In the last two decades an enormous progress has been made with respect to solving travelling salesman problems to optimality which, of course, is the ultimate goal of every researcher. One of landmarks in the search for optimal solutions is a 3038-city problem. This progress is only party due to the increasing hardware power of computers. Above all, it was made possible by the development of mathematical theory and of efficient algorithms. Here, the GA approach is discussed.

There are strong relations between the constraints of the problem, the representation adopted and the genetic operators that can be used with it. The goal of traveling Salesman Problem is to devise a travel plan (a tour) which minimises the total distance travelled. TSP is NP-hard (NP stands for non-deterministic polynomial time) - it is generally believed cannot be solved (exactly) in time polynomial. The TSP is constrained:

The salesman can only be in a city at any time

Cities have to be visited once and only once.

When GAs applied to very large problems, they fail in two aspects:

They scale rather poorly (in terms of time complexity) as the number of cities increases.

The solution quality degrades rapidly.

**Failure of Standard Genetic Algorithm**

To use a standard GA, the following problems have to be solved:

A binary representation for tours is found such that it can be easily translated into a chromosome.

An appropriate fitness function is designed, taking the constraints into account.

Non-permutation matrices represent unrealistic solutions, that is, the GA can generate some chromosomes that do not represent valid solutions. This happens:

in the random initialisation step of the GA.

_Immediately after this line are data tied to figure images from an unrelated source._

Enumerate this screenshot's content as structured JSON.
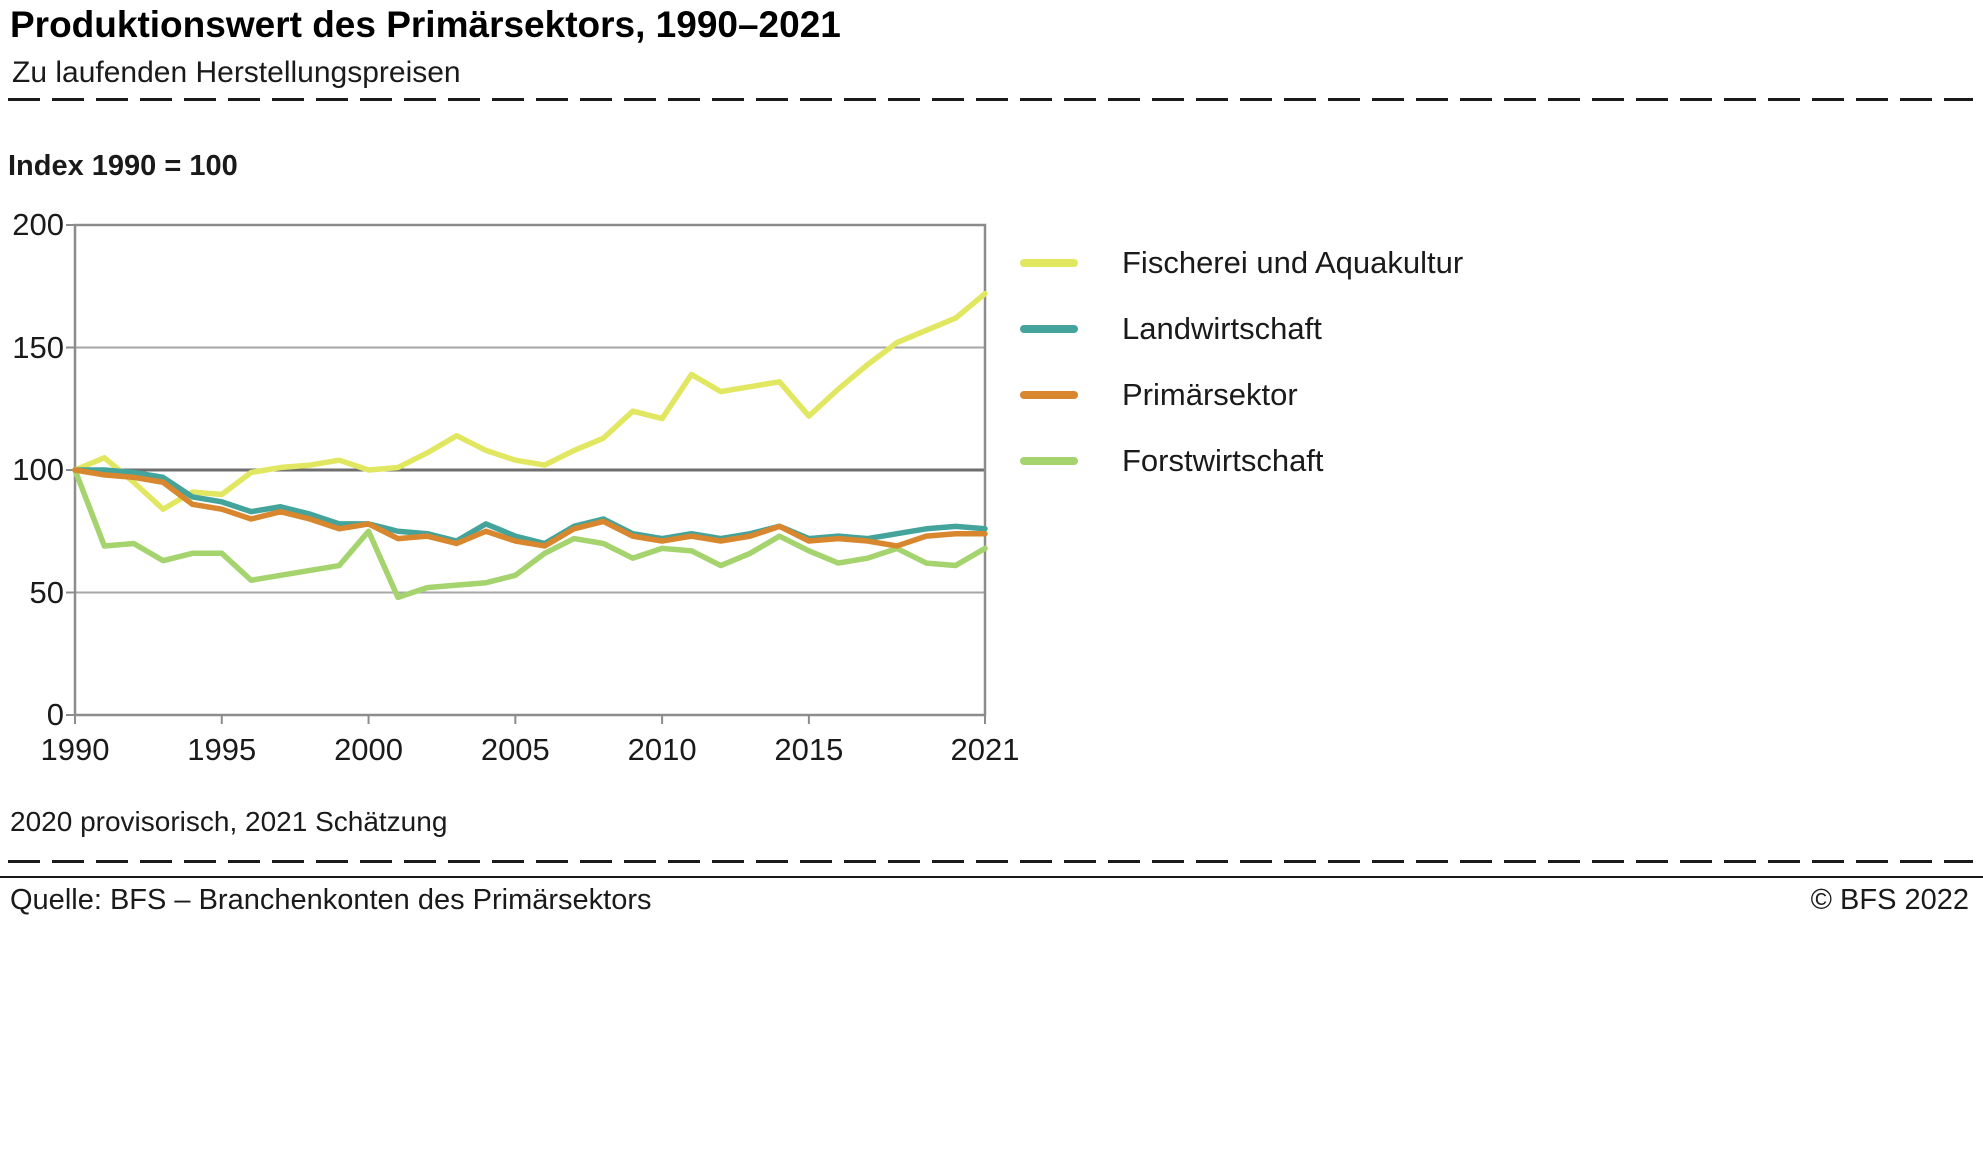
{
  "header": {
    "title": "Produktionswert des Primärsektors, 1990–2021",
    "subtitle": "Zu laufenden Herstellungspreisen"
  },
  "chart": {
    "index_label": "Index 1990 = 100",
    "footnote": "2020 provisorisch, 2021 Schätzung"
  },
  "footer": {
    "source": "Quelle: BFS – Branchenkonten des Primärsektors",
    "copyright": "© BFS 2022"
  },
  "chart_data": {
    "type": "line",
    "title": "Produktionswert des Primärsektors, 1990–2021",
    "subtitle": "Zu laufenden Herstellungspreisen",
    "ylabel": "Index 1990 = 100",
    "footnote": "2020 provisorisch, 2021 Schätzung",
    "xlim": [
      1990,
      2021
    ],
    "ylim": [
      0,
      200
    ],
    "x_ticks": [
      1990,
      1995,
      2000,
      2005,
      2010,
      2015,
      2021
    ],
    "y_ticks": [
      0,
      50,
      100,
      150,
      200
    ],
    "grid": true,
    "emphasized_gridline": 100,
    "legend_position": "right",
    "years": [
      1990,
      1991,
      1992,
      1993,
      1994,
      1995,
      1996,
      1997,
      1998,
      1999,
      2000,
      2001,
      2002,
      2003,
      2004,
      2005,
      2006,
      2007,
      2008,
      2009,
      2010,
      2011,
      2012,
      2013,
      2014,
      2015,
      2016,
      2017,
      2018,
      2019,
      2020,
      2021
    ],
    "series": [
      {
        "name": "Fischerei und Aquakultur",
        "color": "#e2e762",
        "values": [
          100,
          105,
          95,
          84,
          91,
          90,
          99,
          101,
          102,
          104,
          100,
          101,
          107,
          114,
          108,
          104,
          102,
          108,
          113,
          124,
          121,
          139,
          132,
          134,
          136,
          122,
          133,
          143,
          152,
          157,
          162,
          172
        ]
      },
      {
        "name": "Landwirtschaft",
        "color": "#44a49b",
        "values": [
          100,
          100,
          99,
          97,
          89,
          87,
          83,
          85,
          82,
          78,
          78,
          75,
          74,
          71,
          78,
          73,
          70,
          77,
          80,
          74,
          72,
          74,
          72,
          74,
          77,
          72,
          73,
          72,
          74,
          76,
          77,
          76
        ]
      },
      {
        "name": "Primärsektor",
        "color": "#d8872f",
        "values": [
          100,
          98,
          97,
          95,
          86,
          84,
          80,
          83,
          80,
          76,
          78,
          72,
          73,
          70,
          75,
          71,
          69,
          76,
          79,
          73,
          71,
          73,
          71,
          73,
          77,
          71,
          72,
          71,
          69,
          73,
          74,
          74
        ]
      },
      {
        "name": "Forstwirtschaft",
        "color": "#a5d36d",
        "values": [
          100,
          69,
          70,
          63,
          66,
          66,
          55,
          57,
          59,
          61,
          75,
          48,
          52,
          53,
          54,
          57,
          66,
          72,
          70,
          64,
          68,
          67,
          61,
          66,
          73,
          67,
          62,
          64,
          68,
          62,
          61,
          68
        ]
      }
    ]
  }
}
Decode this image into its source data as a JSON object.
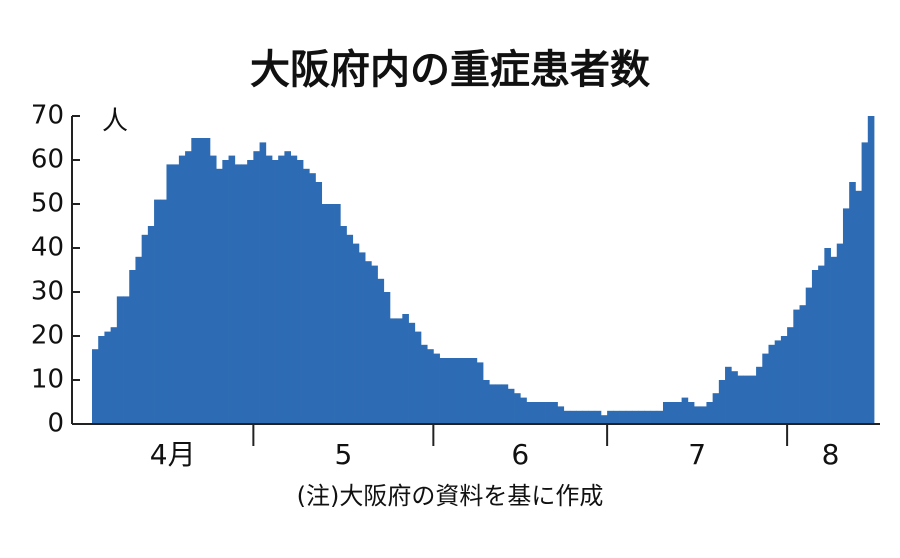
{
  "chart_data": {
    "type": "bar",
    "title": "大阪府内の重症患者数",
    "y_unit": "人",
    "note": "(注)大阪府の資料を基に作成",
    "color": "#2d6cb4",
    "ylim": [
      0,
      70
    ],
    "yticks": [
      0,
      10,
      20,
      30,
      40,
      50,
      60,
      70
    ],
    "month_labels": [
      "4月",
      "5",
      "6",
      "7",
      "8"
    ],
    "month_starts": [
      26,
      55,
      83,
      112
    ],
    "values": [
      17,
      20,
      21,
      22,
      29,
      29,
      35,
      38,
      43,
      45,
      51,
      51,
      59,
      59,
      61,
      62,
      65,
      65,
      65,
      61,
      58,
      60,
      61,
      59,
      59,
      60,
      62,
      64,
      61,
      60,
      61,
      62,
      61,
      60,
      58,
      57,
      55,
      50,
      50,
      50,
      45,
      43,
      41,
      39,
      37,
      36,
      33,
      30,
      24,
      24,
      25,
      23,
      21,
      18,
      17,
      16,
      15,
      15,
      15,
      15,
      15,
      15,
      14,
      10,
      9,
      9,
      9,
      8,
      7,
      6,
      5,
      5,
      5,
      5,
      5,
      4,
      3,
      3,
      3,
      3,
      3,
      3,
      2,
      3,
      3,
      3,
      3,
      3,
      3,
      3,
      3,
      3,
      5,
      5,
      5,
      6,
      5,
      4,
      4,
      5,
      7,
      10,
      13,
      12,
      11,
      11,
      11,
      13,
      16,
      18,
      19,
      20,
      22,
      26,
      27,
      31,
      35,
      36,
      40,
      38,
      41,
      49,
      55,
      53,
      64,
      70
    ]
  }
}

as a result of genetic operators (mutation and crossover).

Thus, permutation matrices are used. Two tours including the same cities in the same order but with different starting points or different directions are represented by different matrices and hence by different chromosomes, for example:

tour (23541) = tour (12354)

An proper fitness function is obtained using penalty-function method to enforce the constraints.

However, the ordinary genetic operators generate too many invalid solutions, leading to poor results. Alternative solutions to TSP require new representations ( Position Dependent Representations) and new genetic operators.

**Evolutionary Divide and Conquer (EDAC)**

This approach, EDAC [Valenzuela 1995], has potential for any search problem in which knowledge of good solutions for subproblems can be exploited to improve the solution of the problem itself. The idea is to use the Genetic Algorithm to explore the space of problem subdivisions rather than the space of solutions themselves, and thus capitalise on the near linear scaling qualities generally inherent in the divide and conquer approach.

The basic mechanisms for dissecting a TSP into subproblems, solving the subproblems and then patching the subtours together to form a global tour, have been obtained from the cellular dissection algorithms of Richard Karp. Although solution quality tends to be rather poor, Karp`s algorithms possess an attractively simple geometrical approach to dissection, and offer reasonable guarantees of performance. Moreover, EDAC approach is intrinsically parallel.

The EDAC approach has lifted the application of GAs to TSP an order or magnitude larger in terms of problem sizes than permutation representations. Experimental results demonstrate the successful properties for EDAC on uniform random points and PCB problems in the range 500 - 5000 cities.